Depois de uma noite fria e povoada de sonhos estranhos, acordei me sentindo pior que no dia anterior. A febre havia cedido, mas deixara no meu corpo as marcas da sua fúria: eu parecia ter sido atropelado por um caminhão. Trabalho? Nem pensar. A repartição que se virasse sem mim.
Levantei da cama sentindo muita dor nas pernas. Medi a distância até a porta e cheguei à conclusão de que jamais chegaria lá. Só mesmo uma bengala me ajudaria a completar a tarefa. Uma bengala... Um choque percorreu meu corpo nesse instante e tudo escureceu por alguns segundos. Quando voltei a mim, estava numa espécie de escritório que eu ainda não conhecia, repleto de livros e mapas e poeira, quadros de gosto duvidoso, um inferno de objetos e miudezas sem fim. E, bem ao alcance da minha mão, como se zombasse de mim, uma bengala idêntica àquela do retrato.

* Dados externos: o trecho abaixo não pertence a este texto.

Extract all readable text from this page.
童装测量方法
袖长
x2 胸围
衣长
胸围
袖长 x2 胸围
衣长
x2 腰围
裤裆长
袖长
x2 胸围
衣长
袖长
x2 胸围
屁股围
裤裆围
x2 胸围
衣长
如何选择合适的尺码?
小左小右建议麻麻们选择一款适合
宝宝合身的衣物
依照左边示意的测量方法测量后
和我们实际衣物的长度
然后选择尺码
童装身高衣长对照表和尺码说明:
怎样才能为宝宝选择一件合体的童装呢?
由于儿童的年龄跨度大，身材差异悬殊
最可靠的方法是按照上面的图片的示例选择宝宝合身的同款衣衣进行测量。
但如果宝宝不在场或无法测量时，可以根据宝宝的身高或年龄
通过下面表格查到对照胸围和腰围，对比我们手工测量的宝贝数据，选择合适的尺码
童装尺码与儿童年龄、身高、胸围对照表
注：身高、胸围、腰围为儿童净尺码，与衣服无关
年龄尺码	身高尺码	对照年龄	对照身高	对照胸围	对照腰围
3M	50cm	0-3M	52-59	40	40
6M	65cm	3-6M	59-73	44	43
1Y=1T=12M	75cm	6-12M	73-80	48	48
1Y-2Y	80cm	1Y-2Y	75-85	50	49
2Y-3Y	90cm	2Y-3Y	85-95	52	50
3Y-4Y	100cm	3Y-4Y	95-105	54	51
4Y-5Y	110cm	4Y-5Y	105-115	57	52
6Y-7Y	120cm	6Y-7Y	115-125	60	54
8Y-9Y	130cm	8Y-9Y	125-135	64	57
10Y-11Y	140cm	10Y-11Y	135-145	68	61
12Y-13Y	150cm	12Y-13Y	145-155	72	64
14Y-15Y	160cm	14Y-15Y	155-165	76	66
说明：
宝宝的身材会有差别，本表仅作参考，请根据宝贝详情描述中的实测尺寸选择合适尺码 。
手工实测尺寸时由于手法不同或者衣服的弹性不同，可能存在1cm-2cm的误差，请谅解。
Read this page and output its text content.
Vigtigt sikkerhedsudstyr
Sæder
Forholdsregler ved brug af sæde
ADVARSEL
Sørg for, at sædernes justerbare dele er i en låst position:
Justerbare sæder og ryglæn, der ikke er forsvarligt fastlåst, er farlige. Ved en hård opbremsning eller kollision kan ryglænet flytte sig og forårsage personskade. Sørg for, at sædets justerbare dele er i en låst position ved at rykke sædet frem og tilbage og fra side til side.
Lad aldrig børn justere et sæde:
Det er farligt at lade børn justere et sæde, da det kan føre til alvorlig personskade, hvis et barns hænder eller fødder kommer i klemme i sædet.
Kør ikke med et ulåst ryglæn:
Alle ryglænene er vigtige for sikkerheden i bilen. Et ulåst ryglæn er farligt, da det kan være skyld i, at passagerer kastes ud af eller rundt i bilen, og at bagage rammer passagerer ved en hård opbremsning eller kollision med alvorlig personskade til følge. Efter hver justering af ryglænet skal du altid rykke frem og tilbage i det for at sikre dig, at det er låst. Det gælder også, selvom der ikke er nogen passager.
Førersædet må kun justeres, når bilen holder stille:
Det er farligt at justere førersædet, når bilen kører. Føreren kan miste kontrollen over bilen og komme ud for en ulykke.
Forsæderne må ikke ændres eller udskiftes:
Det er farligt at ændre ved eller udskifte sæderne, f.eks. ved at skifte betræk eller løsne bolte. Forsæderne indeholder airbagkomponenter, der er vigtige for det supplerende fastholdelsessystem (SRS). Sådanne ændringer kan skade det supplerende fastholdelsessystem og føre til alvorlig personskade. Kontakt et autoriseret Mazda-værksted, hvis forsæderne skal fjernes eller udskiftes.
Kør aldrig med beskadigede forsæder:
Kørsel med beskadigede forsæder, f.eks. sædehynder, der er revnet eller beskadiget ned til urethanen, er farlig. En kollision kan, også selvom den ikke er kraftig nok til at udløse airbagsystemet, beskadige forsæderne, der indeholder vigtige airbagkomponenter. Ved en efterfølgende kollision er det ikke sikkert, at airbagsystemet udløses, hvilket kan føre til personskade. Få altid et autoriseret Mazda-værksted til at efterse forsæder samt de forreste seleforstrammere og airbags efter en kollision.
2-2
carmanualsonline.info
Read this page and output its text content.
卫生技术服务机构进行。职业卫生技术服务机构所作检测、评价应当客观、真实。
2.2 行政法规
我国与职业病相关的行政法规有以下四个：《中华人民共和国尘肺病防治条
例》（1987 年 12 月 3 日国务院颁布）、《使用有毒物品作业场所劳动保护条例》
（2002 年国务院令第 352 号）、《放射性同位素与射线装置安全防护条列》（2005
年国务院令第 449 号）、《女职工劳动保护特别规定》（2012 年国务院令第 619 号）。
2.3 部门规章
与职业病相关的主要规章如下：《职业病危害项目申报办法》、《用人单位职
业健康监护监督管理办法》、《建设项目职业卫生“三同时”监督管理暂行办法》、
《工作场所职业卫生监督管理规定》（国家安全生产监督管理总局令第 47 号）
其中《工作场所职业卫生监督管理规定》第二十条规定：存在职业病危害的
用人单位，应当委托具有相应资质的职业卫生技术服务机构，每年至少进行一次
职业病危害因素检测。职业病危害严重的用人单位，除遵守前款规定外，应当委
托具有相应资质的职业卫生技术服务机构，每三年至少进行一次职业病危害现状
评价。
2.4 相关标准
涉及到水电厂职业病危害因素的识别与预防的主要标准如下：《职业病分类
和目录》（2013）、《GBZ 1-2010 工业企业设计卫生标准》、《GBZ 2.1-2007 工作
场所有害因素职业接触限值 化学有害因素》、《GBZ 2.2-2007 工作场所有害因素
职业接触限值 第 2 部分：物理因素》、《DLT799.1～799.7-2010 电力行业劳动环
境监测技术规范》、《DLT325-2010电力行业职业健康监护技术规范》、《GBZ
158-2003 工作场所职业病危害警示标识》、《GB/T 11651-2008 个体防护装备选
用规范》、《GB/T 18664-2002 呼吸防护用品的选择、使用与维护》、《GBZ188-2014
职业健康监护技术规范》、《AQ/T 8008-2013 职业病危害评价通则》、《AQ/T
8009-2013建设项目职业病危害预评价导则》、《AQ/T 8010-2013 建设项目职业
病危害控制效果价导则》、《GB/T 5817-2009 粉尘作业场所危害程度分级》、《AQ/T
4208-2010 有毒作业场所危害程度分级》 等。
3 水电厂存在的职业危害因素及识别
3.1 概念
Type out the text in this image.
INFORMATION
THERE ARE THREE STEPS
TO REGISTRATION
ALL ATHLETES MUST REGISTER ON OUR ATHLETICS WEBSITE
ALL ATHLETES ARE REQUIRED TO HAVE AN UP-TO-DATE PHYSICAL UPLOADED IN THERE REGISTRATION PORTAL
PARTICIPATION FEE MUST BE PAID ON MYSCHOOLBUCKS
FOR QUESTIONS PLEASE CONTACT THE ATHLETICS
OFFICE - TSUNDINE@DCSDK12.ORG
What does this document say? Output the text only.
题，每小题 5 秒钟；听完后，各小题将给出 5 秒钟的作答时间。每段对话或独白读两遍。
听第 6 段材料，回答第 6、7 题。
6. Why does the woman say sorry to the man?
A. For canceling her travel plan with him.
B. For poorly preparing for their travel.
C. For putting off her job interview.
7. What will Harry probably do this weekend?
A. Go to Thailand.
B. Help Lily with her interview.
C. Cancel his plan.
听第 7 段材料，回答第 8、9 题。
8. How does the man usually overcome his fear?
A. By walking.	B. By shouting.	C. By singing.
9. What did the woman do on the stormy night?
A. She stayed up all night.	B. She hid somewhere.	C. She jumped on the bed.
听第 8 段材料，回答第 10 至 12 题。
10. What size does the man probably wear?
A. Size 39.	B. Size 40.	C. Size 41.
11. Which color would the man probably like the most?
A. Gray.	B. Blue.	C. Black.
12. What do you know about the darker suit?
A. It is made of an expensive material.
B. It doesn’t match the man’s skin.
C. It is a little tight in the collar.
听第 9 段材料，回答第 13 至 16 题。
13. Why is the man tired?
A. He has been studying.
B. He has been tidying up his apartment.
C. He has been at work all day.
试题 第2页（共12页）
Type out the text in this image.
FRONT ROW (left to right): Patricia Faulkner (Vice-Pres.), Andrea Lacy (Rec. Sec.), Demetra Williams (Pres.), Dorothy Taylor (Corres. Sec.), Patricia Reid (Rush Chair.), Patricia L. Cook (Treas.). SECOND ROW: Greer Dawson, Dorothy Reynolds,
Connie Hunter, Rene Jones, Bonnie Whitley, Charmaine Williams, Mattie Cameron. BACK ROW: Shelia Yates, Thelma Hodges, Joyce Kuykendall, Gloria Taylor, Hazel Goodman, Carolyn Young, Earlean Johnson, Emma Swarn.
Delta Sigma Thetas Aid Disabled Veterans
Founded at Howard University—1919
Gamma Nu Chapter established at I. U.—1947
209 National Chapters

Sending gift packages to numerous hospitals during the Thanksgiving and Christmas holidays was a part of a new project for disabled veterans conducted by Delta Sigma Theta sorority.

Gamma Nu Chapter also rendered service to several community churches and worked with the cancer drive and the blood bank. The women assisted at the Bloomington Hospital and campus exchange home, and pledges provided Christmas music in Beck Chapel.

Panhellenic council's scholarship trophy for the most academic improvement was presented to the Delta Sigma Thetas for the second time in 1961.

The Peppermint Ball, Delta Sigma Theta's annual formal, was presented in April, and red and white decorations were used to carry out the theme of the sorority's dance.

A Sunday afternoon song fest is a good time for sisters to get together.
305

— Que merda! — gritei para ninguém.
Depois de atravessar uma pequena distância empoeirada, apoiado na tal bengala, me deparei com uma escrivaninha. Nela, uma gaveta me convidava, de maneira quase obscena: me abre!
É claro que foi isso mesmo o que eu fiz, mas lá dentro só havia madeira antiga e esquecimento. Fiquei decepcionado, sem saber direito qual a razão. Ou melhor, inconformado, tanto que voltei a vasculhar a gaveta para enfim encontrar, lá no fundo, uma pequena folha de papel amarelada pelo tempo. Senti o meu rosto queimar de uma satisfação quase juvenil: era aquilo! Mas aquilo o quê?
O papel trazia apenas uma assinatura que me pareceu familiar e três breves palavras: Atrás da parede. Atrás da parede... O quê, atrás da parede? Meus olhos procuravam, mas era inútil: ali só havia livros e velharia, nada que indicasse uma entrada ou abertura, uma porta que não fosse aquela que conduzia à saída. E foi por ela que saí, sempre apoiado na maldita bengala, para dar num pequeno corredor que conduzia à sala — que ficava na parte inferior da casa. Inferior? Pois é.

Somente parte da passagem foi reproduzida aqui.